Each reliever had a forgettable performance, but at least their rookie statuses remain intact

Welcome to the 2021 edition of Ranking the Rockies, where we take a look back at every player to log playing time for the Rockies in 2021. The purpose of this list is to provide a snapshot of the player in context. The “Ranking” is an organizing principle that’s drawn from Baseball Reference’s WAR (rWAR). It’s not something the staff debated. We’ll begin with the player with the lowest rWAR and end up with the player with the highest.

★ ★ ★

No. 43, Justin Lawrence: -0.7 rWAR

No. 42, Ben Bowden: -0.6 rWAR

Anyone who puts on a baseball glove and uniform dreams of playing at the next level, whether that’s varsity, college, the minors, or, daresay, the Show.

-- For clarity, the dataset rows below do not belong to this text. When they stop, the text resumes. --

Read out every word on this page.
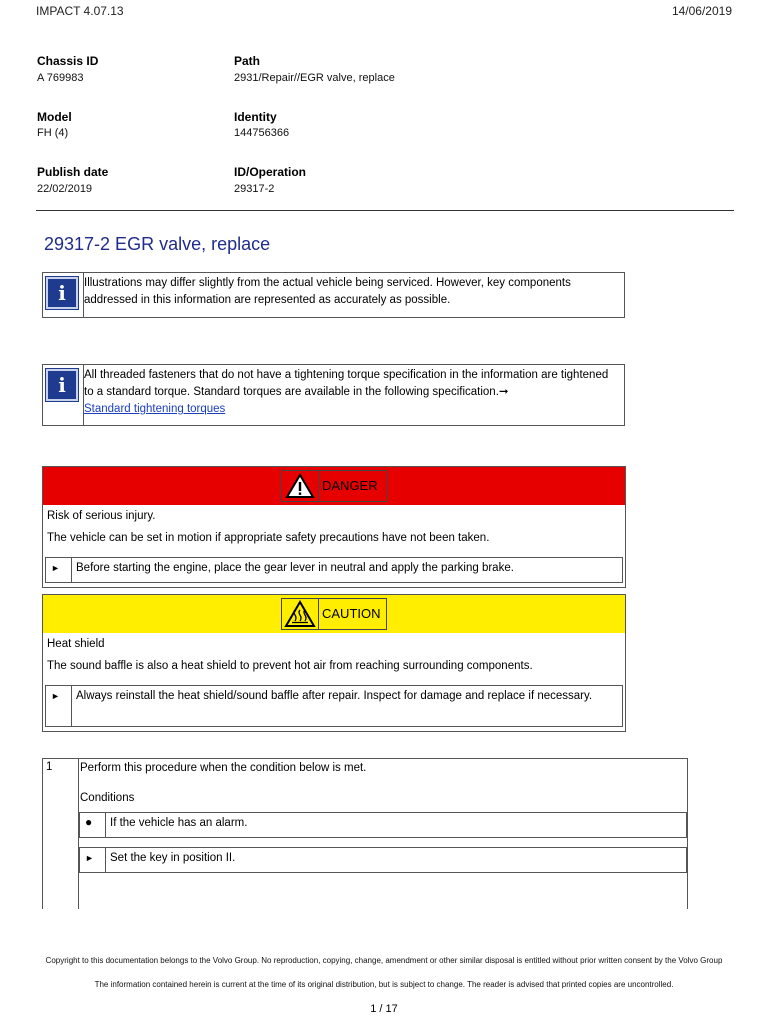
IMPACT 4.07.13	14/06/2019
Chassis ID
A 769983
Path
2931/Repair//EGR valve, replace
Model
FH (4)
Identity
144756366
Publish date
22/02/2019
ID/Operation
29317-2
29317-2 EGR valve, replace
i	Illustrations may differ slightly from the actual vehicle being serviced. However, key components addressed in this information are represented as accurately as possible.
i	All threaded fasteners that do not have a tightening torque specification in the information are tightened to a standard torque. Standard torques are available in the following specification.➞
Standard tightening torques
DANGER
Risk of serious injury.
The vehicle can be set in motion if appropriate safety precautions have not been taken.
►	Before starting the engine, place the gear lever in neutral and apply the parking brake.
CAUTION
Heat shield
The sound baffle is also a heat shield to prevent hot air from reaching surrounding components.
►	Always reinstall the heat shield/sound baffle after repair. Inspect for damage and replace if necessary.
1	Perform this procedure when the condition below is met.
Conditions
●	If the vehicle has an alarm.
►	Set the key in position II.
Copyright to this documentation belongs to the Volvo Group. No reproduction, copying, change, amendment or other similar disposal is entitled without prior written consent by the Volvo Group
The information contained herein is current at the time of its original distribution, but is subject to change. The reader is advised that printed copies are uncontrolled.
1 / 17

Eventually, we’ll all be told we can no longer play, but for a lucky few, the dream comes true. It’s always a long path, more winding for some than others, but once you arrive, the goal is to stay put.

For Ben Bowden and Justin Lawrence, it was the staying put that was the challenge.

Ben Bowden made the Opening Day roster but didn’t make his until game two of the season on April 2, 2021. It did not go well. He came into a 8-0 game in the sixth but allowed two baserunners in the seventh that eventually came around to score. That’s a 13.50 ERA to start his career, and it got worse before it got better. The 2019 Futures Game participant allowed runs in three of his first four career appearances, ballooning his ERA to 21.00 (not a typo).

He was able to settle down and establish himself a a reliable lefty in the ‘pen through early May, stringing together nine of 10 scoreless appearances. But he suffered from a left shoulder strain on May 15 and went on the 10-day IL the following day. When he recovered, the Rockies optioned him straight to Triple-ABQ for a few days before recalling him to the bigs. Thus began his regular shuttle up and down I-25.

Once a player is optioned once in a season, he can be moved between the majors and the minors as many times as necessary without affecting that player’s option status. So whether it was due to poor performance (as it was on June 27) or in order to make room on the active roster for other players coming off the IL (July 6), Bowden accumulated some frequent flyer miles as a consequence of the roster shuffle. After struggling in early September he was optioned on September 11 and was not recalled to the majors again.

Justin Lawrence had a tumultuous path to the majors, but a similar experience once he arrived. He made the Arizona Fall League in 2018 after a stellar campaign across two levels in Single-A. But he struggled in 2019 and was suspended for performance enhancing drugs for 80-games, which ended up covering the entire 2020 season. He finally got the call on April 29, debuting with a hit, walk, and strikeout but no runs in the eighth inning on the road. He struggled a bit in his next few appearances and got optioned for the first time on May 9. He would bounce back and forth five times before the season was over, sometimes as the 27th man for a doubleheader, others as an injury replacement.

In an interview back in June, both players mentioned the challenges attached to the I-25 shuffle and trying to learn to pitch at Coors from veterans and from pitching in the Pacific Coast League Triple-A West. But how their dreams will continue in 2022 remains unknown. As one of only four lefty relievers on the Rockies current 40-man roster (Lucas Gilbreath is the only other one with MLB experience), Bowden’s position on the team next year is likely secure.

Justin Lawrence, meanwhile only made one appearance after August 1 and it did not go well (four batters faced, three earned runs on September 1 against the Rangers). His gaudy 8.64 ERA is balanced by a 4.55 FIP, thanks in part to striking out over a batter per inning. And anyone who can touch triple digits on the radar gun will warrant opportunities. But unless he can limit baserunners (2.40 WHIP in 19 appearances), he may be confined to occasional trips to the Show.

On the bright side, assuming they both had good frequent flyer programs in 2021, they may be able to take a nice trip this offseason.